Oltre 30mila visitatori a questo Pitti Uomo concluso oggi. Tra gli spunti molti quelli rivolti al life style, nel senso ampio del termine. A cominciare dalla sostenibilità. Tra gli esempi più emblematici  Save the Duck che ha presentato la linea Ocean is my Home alla Società Canottieri Firenze. Un'occasione per i non fiorentini di scoprire un circolo sportivo, con rimessa barche ,  giardino e scalo sull’Arno, in uno storico palazzo a dieci metri da Ponte Vecchio (foto al centro).
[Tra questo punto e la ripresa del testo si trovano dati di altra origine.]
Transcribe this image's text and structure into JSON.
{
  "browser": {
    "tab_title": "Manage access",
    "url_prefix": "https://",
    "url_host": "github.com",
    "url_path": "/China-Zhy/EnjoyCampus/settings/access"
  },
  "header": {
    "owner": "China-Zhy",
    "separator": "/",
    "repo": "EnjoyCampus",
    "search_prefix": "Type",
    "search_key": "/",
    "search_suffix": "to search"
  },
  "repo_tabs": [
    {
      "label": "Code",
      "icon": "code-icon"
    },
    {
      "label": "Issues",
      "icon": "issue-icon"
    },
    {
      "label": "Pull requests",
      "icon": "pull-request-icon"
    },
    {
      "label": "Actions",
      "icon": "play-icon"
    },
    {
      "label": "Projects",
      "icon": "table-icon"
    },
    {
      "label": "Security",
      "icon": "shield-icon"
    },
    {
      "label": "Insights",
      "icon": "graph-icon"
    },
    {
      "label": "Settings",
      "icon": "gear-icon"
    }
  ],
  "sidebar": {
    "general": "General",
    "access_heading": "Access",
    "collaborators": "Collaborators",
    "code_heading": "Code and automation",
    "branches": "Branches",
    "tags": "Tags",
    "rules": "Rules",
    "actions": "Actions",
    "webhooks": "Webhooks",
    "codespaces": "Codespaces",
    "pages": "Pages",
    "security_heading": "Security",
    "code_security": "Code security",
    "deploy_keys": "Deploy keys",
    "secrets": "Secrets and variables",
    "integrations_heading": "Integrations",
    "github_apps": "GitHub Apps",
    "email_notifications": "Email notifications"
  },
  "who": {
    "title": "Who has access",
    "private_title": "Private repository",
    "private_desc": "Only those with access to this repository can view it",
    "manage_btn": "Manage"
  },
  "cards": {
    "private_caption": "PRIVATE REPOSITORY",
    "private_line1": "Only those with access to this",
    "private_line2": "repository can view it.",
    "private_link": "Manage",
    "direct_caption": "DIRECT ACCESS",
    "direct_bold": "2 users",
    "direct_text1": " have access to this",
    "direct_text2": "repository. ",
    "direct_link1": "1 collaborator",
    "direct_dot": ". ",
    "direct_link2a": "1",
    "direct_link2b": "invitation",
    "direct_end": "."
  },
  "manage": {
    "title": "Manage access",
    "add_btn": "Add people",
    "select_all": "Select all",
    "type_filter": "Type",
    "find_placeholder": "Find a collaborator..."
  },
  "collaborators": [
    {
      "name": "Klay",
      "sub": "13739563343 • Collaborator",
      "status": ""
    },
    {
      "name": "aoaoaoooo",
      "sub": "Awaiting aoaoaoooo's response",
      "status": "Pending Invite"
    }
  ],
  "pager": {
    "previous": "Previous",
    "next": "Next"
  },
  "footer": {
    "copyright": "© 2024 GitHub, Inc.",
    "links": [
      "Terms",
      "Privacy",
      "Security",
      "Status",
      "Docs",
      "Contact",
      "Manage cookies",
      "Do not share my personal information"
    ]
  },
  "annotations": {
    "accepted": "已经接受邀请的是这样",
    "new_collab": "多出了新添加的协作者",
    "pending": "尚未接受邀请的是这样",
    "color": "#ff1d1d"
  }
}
La collezione, dal logo nei colori dell’oceano, è realizzata in tessuti ottenuti dalla rigenerazione delle reti da pesca recuperate negli oceani. Parte della vendita di ogni capo è devoluto a Surfrider Foundation Europe, che si prefigge di liberare i mari da 6mila kg di rifiuti.  Dedicata agli sport nella natura I go out la nuova sezione di Pitti, nella Sala della Ronda interamente rivestita da gigantografie di boschi. Well-being è la chiave di lettura di Birkenstock, oltre i mitici sandali. Nello stand 
          fra piante e chaise longue anche rilassanti massaggi ai piedi. Continua l’attenzione per l’artigianato e nasce Make una sezione con espositori da tutto il mondo. L’intrigante allestimento, curato dal designer Angelo Figus, guarda alle Wunderkammer. Dalle scaffalature al pavimento (foto in alto). Il gusto per le lavorazioni preziose è un altro elemento di rilievo. Corneliani punta sulla seta che utilizza per un intero guardaroba,  impermeabile compreso. In seta e nylon, termosaldato. Seta  lavata per il giubbotto, in jersey di seta la giacca camicia e perfino la T-shirt bianca ha un taschino in seta stampata. Cividini  dal gusto per l’irregolare arriva a un’estetica perfetta. Con le tinture all’aerografo e le lavorazioni speciali rende raffinate  le maglie a righe dei giocatori di baseball o il giubbotto camouflage. Federico Curradi incanta con una collezione dove i tessuti sono naturali  nelle tinture e nei trattamenti e i vari interventi, dai ricami ai disegni, ai piccoli dettagli sono fatti a mano da artigiani, tutti toscani (foto a sinistra). Siviglia, il guru del pantalone, a Palazzo Ricasoli racconta la sua storia con tre capi iconici, il 5tasche, il luxury denim, il chino sartoriale e il video della sua campagna. Protagonista il funambolo Andrea Loreni che “affronta passo dopo passo la sua traversata, proprio come Siviglia sfida nuovi orizzonti”.